On Monday, April 4, CNBC published an article discussing common red flags to avoid filing tax returns. According to the network, the top reasons the IRS targets returns for an audit include unreported income, excessive write-offs compared to earnings, and refundable tax credits leading to negative tax liability.
Don't play the 'audit lottery.' These are the top reasons why your tax return may be flagged by the IRS https://t.co/aP6XIETHik
— CNBC (@CNBC) April 4, 2022
Certified Public Accountant and partner at PKF O’Connor Davies, John Apisa, told CNBC some filers like to “play the [tax] audit lottery,” meaning they will cut corners and try to get away with deceptive filing practices. However, he warned against trying to see what you can get away with regarding your obligations to Uncle Sam.

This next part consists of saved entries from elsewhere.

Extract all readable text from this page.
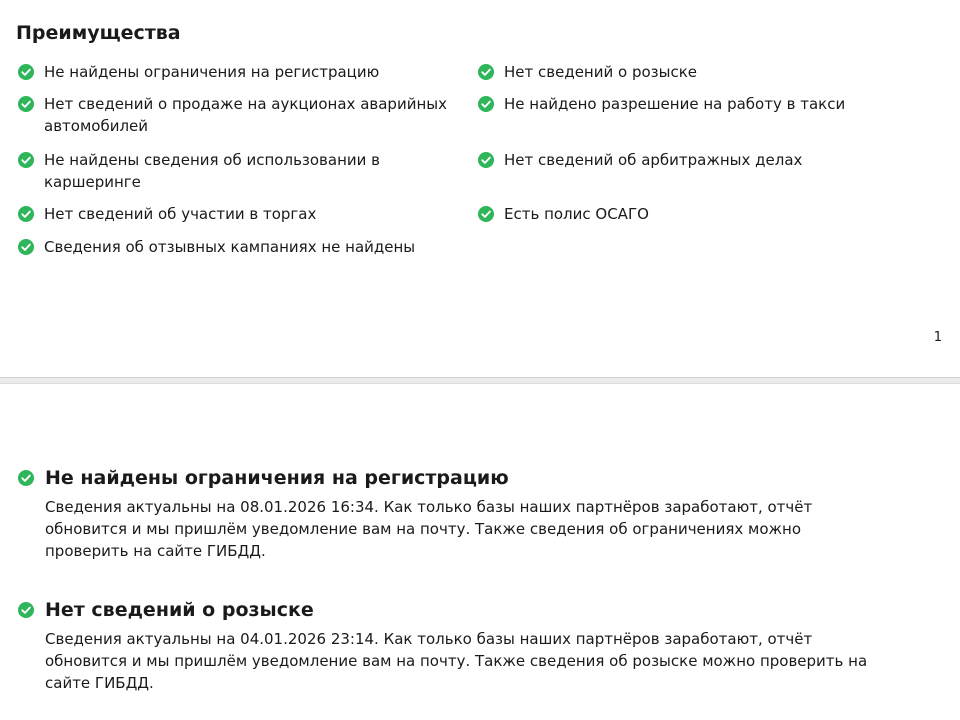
Преимущества
Не найдены ограничения на регистрацию
Нет сведений о продаже на аукционах аварийных автомобилей
Не найдены сведения об использовании в каршеринге
Нет сведений об участии в торгах
Сведения об отзывных кампаниях не найдены
Нет сведений о розыске
Не найдено разрешение на работу в такси
Нет сведений об арбитражных делах
Есть полис ОСАГО
1
Не найдены ограничения на регистрацию

Сведения актуальны на 08.01.2026 16:34. Как только базы наших партнёров заработают, отчёт обновится и мы пришлём уведомление вам на почту. Также сведения об ограничениях можно проверить на сайте ГИБДД.

Нет сведений о розыске

Сведения актуальны на 04.01.2026 23:14. Как только базы наших партнёров заработают, отчёт обновится и мы пришлём уведомление вам на почту. Также сведения об розыске можно проверить на сайте ГИБДД.
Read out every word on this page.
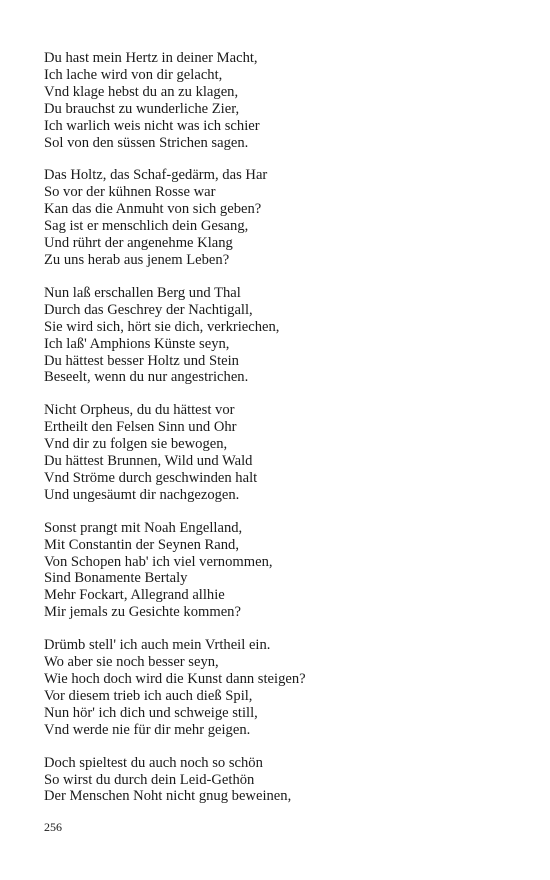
Du hast mein Hertz in deiner Macht,
Ich lache wird von dir gelacht,
Vnd klage hebst du an zu klagen,
Du brauchst zu wunderliche Zier,
Ich warlich weis nicht was ich schier
Sol von den süssen Strichen sagen.
Das Holtz, das Schaf-gedärm, das Har
So vor der kühnen Rosse war
Kan das die Anmuht von sich geben?
Sag ist er menschlich dein Gesang,
Und rührt der angenehme Klang
Zu uns herab aus jenem Leben?
Nun laß erschallen Berg und Thal
Durch das Geschrey der Nachtigall,
Sie wird sich, hört sie dich, verkriechen,
Ich laß' Amphions Künste seyn,
Du hättest besser Holtz und Stein
Beseelt, wenn du nur angestrichen.
Nicht Orpheus, du du hättest vor
Ertheilt den Felsen Sinn und Ohr
Vnd dir zu folgen sie bewogen,
Du hättest Brunnen, Wild und Wald
Vnd Ströme durch geschwinden halt
Und ungesäumt dir nachgezogen.
Sonst prangt mit Noah Engelland,
Mit Constantin der Seynen Rand,
Von Schopen hab' ich viel vernommen,
Sind Bonamente Bertaly
Mehr Fockart, Allegrand allhie
Mir jemals zu Gesichte kommen?
Drümb stell' ich auch mein Vrtheil ein.
Wo aber sie noch besser seyn,
Wie hoch doch wird die Kunst dann steigen?
Vor diesem trieb ich auch dieß Spil,
Nun hör' ich dich und schweige still,
Vnd werde nie für dir mehr geigen.
Doch spieltest du auch noch so schön
So wirst du durch dein Leid-Gethön
Der Menschen Noht nicht gnug beweinen,
256
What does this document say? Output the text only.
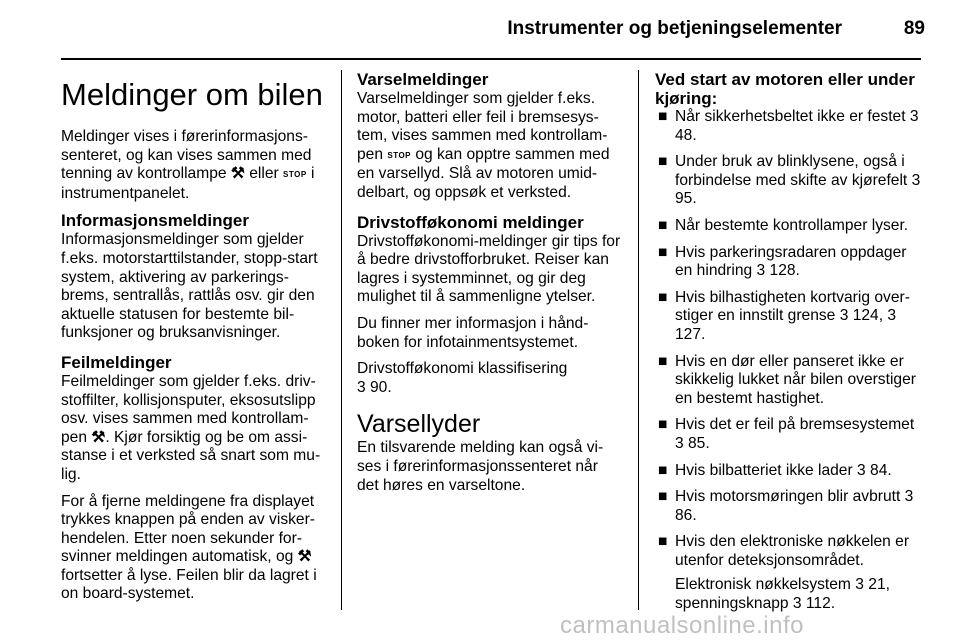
Instrumenter og betjeningselementer	89
Meldinger om bilen

Meldinger vises i førerinformasjonssenteret, og kan vises sammen med tenning av kontrollampe ⚒ eller STOP i instrumentpanelet.

Informasjonsmeldinger

Informasjonsmeldinger som gjelder f.eks. motorstarttilstander, stopp-start system, aktivering av parkeringsbrems, sentrallås, rattlås osv. gir den aktuelle statusen for bestemte bilfunksjoner og bruksanvisninger.

Feilmeldinger

Feilmeldinger som gjelder f.eks. drivstoffilter, kollisjonsputer, eksosutslipp osv. vises sammen med kontrollampen ⚒. Kjør forsiktig og be om assistanse i et verksted så snart som mulig.

For å fjerne meldingene fra displayet trykkes knappen på enden av viskerhendelen. Etter noen sekunder forsvinner meldingen automatisk, og ⚒ fortsetter å lyse. Feilen blir da lagret i on board-systemet.

Varselmeldinger

Varselmeldinger som gjelder f.eks. motor, batteri eller feil i bremsesystem, vises sammen med kontrollampen STOP og kan opptre sammen med en varsellyd. Slå av motoren umiddelbart, og oppsøk et verksted.

Drivstofføkonomi meldinger

Drivstofføkonomi-meldinger gir tips for å bedre drivstofforbruket. Reiser kan lagres i systemminnet, og gir deg mulighet til å sammenligne ytelser.

Du finner mer informasjon i håndboken for infotainmentsystemet.

Drivstofføkonomi klassifisering
3 90.

Varsellyder

En tilsvarende melding kan også vises i førerinformasjonssenteret når det høres en varseltone.

Ved start av motoren eller under kjøring:
■ Når sikkerhetsbeltet ikke er festet 3 48.
■ Under bruk av blinklysene, også i forbindelse med skifte av kjørefelt 3 95.
■ Når bestemte kontrollamper lyser.
■ Hvis parkeringsradaren oppdager en hindring 3 128.
■ Hvis bilhastigheten kortvarig overstiger en innstilt grense 3 124, 3 127.
■ Hvis en dør eller panseret ikke er skikkelig lukket når bilen overstiger en bestemt hastighet.
■ Hvis det er feil på bremsesystemet 3 85.
■ Hvis bilbatteriet ikke lader 3 84.
■ Hvis motorsmøringen blir avbrutt 3 86.
■ Hvis den elektroniske nøkkelen er utenfor deteksjonsområdet.

Elektronisk nøkkelsystem 3 21, spenningsknapp 3 112.

carmanualsonline.info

Additionally, although IRS audits usually fall under a three-year statute of limitations, they can file for extensions. However, there isn’t a time limitation for an audit of individuals failing to file taxes or if the agency suspects a person has committed fraud.
According to Apisa, the best way to avoid problems with IRS is to keep track of your receipts. He also said it’s best to maintain tax records for seven years. With the proper documents to back up your returns, “you don’t have to be scared,” he explained, adding IRS officials are typically “pretty reasonable.”
Have you filed your taxes yet this year?